Westminster Theological Seminary (Philadelphia) is today one of the most well-known seminaries in the world. When J. Gresham Machen proposed a new seminary in 1929 (see Gary North’s analysis of Westminster’s history in his book : Westminster’s Confession: The Abandonment of Van Til’s Legacy ) few believed it would be as recognized as it is today. However, since Machen’s death on January 1st 1937, his followers have found many ways to keep themselves busy in intra-mural debates. At first it was the serious matters of debate (inerrancy vs. German Higher Critics), but then when that was over they found ways to entertain their warring spirits (some of these men were and are still gracious and humble theologians; but it is my contention that their involvement led to more confusion than biblical resolve). Machen’s influence in Reformed denominations has led to a host of debates that have afflicted the Reformed church for over 60 years.
In his magnificent article, Professor John Frame (RTS) lists with clarity the many debates that have occurred as a result of Machen’s legacy. The article is called: Machen’s Warrior Children. In this extensive article Frame traces the 22 most heated discussions in Reformed circles in these past six decades. Some, of course, are more heated than others–such as Theonomy vs.

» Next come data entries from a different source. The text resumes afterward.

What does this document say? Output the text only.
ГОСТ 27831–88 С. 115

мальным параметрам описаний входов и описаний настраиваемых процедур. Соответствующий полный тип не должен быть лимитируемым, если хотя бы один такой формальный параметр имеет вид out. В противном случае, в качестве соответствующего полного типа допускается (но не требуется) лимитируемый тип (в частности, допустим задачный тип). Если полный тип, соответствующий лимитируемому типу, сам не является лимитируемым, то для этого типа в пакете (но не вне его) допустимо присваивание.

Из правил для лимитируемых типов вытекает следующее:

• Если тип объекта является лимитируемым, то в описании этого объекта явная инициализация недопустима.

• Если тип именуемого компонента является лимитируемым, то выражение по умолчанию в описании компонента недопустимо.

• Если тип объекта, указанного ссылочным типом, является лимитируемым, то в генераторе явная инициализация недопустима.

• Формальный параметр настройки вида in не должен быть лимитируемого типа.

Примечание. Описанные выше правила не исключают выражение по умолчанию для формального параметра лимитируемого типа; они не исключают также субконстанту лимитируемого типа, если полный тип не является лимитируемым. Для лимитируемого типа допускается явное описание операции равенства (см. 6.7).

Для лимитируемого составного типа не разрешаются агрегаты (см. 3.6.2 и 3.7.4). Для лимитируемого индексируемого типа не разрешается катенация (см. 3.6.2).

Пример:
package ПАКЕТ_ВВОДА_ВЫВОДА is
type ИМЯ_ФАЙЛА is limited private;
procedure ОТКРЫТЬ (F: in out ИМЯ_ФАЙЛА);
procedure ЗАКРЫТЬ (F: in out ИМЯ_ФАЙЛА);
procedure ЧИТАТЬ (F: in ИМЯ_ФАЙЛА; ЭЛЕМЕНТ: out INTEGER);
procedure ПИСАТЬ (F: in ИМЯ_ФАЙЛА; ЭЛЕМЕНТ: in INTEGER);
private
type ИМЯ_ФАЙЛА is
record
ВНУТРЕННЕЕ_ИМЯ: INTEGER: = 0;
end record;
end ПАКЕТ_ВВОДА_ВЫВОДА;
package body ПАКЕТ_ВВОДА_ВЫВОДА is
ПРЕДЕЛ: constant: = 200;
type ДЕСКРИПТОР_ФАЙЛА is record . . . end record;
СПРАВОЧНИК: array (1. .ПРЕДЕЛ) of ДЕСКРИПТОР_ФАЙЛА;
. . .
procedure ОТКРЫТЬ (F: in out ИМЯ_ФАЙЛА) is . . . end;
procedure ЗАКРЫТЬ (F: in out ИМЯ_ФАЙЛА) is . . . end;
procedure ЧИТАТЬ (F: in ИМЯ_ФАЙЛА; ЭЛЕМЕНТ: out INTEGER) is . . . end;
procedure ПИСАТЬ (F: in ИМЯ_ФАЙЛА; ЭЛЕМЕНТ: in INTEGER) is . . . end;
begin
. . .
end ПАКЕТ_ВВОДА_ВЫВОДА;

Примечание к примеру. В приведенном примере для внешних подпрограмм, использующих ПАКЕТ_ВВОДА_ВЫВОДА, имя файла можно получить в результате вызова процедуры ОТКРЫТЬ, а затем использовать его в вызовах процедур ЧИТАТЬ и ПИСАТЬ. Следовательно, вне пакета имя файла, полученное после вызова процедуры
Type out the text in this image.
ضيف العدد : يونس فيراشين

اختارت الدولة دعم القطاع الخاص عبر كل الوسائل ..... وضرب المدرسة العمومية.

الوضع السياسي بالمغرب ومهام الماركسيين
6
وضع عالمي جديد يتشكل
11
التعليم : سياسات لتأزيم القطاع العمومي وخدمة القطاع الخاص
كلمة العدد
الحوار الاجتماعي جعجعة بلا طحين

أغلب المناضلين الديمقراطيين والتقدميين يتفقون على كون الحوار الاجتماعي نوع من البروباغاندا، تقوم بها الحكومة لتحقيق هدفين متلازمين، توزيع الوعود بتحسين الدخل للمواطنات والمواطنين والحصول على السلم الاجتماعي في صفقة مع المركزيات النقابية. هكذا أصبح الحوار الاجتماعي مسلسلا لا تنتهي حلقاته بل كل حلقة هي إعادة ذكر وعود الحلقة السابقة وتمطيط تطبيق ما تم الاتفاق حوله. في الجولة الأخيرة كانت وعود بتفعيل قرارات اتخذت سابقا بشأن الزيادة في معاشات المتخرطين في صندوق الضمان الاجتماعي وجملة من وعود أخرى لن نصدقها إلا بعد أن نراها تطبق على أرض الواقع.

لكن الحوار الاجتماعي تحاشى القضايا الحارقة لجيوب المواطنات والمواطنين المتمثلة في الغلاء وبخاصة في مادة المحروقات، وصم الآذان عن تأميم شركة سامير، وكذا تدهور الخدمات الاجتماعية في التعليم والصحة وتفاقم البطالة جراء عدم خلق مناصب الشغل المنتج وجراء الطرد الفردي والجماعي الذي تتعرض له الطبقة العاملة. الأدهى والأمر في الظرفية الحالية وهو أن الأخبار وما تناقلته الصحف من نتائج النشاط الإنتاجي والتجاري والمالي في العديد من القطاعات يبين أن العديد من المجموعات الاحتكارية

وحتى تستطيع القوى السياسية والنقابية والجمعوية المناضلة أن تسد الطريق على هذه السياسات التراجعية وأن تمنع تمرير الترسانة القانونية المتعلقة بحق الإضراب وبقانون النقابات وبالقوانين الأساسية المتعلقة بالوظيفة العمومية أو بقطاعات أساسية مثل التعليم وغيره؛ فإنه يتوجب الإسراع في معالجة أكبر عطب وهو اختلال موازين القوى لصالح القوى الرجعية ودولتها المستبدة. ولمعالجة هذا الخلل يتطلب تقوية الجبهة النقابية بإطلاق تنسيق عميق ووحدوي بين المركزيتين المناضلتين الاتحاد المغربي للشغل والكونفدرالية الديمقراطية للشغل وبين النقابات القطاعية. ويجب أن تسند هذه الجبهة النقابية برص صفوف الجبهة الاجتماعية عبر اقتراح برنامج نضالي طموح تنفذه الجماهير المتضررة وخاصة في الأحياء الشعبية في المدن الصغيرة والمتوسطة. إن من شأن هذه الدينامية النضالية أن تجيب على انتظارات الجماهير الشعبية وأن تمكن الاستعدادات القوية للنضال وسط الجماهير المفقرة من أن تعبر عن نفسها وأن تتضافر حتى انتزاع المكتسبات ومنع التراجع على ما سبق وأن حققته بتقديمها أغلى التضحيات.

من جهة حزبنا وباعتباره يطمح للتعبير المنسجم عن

Westminster Seminary– but Frame’s prayer (see the end of the article) is what he calls an “unrealistic dream;” a dream that there may be peace in the church and that the body of Christ would unite for the sake of the kingdom.
All debates in theology are debates that necessitate discussion, but not all debates necessitate division. Herein is the problem for theologians and for those who desire to be theologians (myself included): we do not have the wisdom to decide what debate is worthy of discussion or division. Perhaps Frame’s article will instill a bit more caution and discernment in these matters. After all, Paul’s prayer was that “our love may abound more and more in knowledge and depth of insight, so that you may be able to discern what is best and may be pure and blameless until the day of Christ, filled with the fruit of righteousness that comes through Jesus Christ – to the glory and praise of God” (Phil.1:9-11).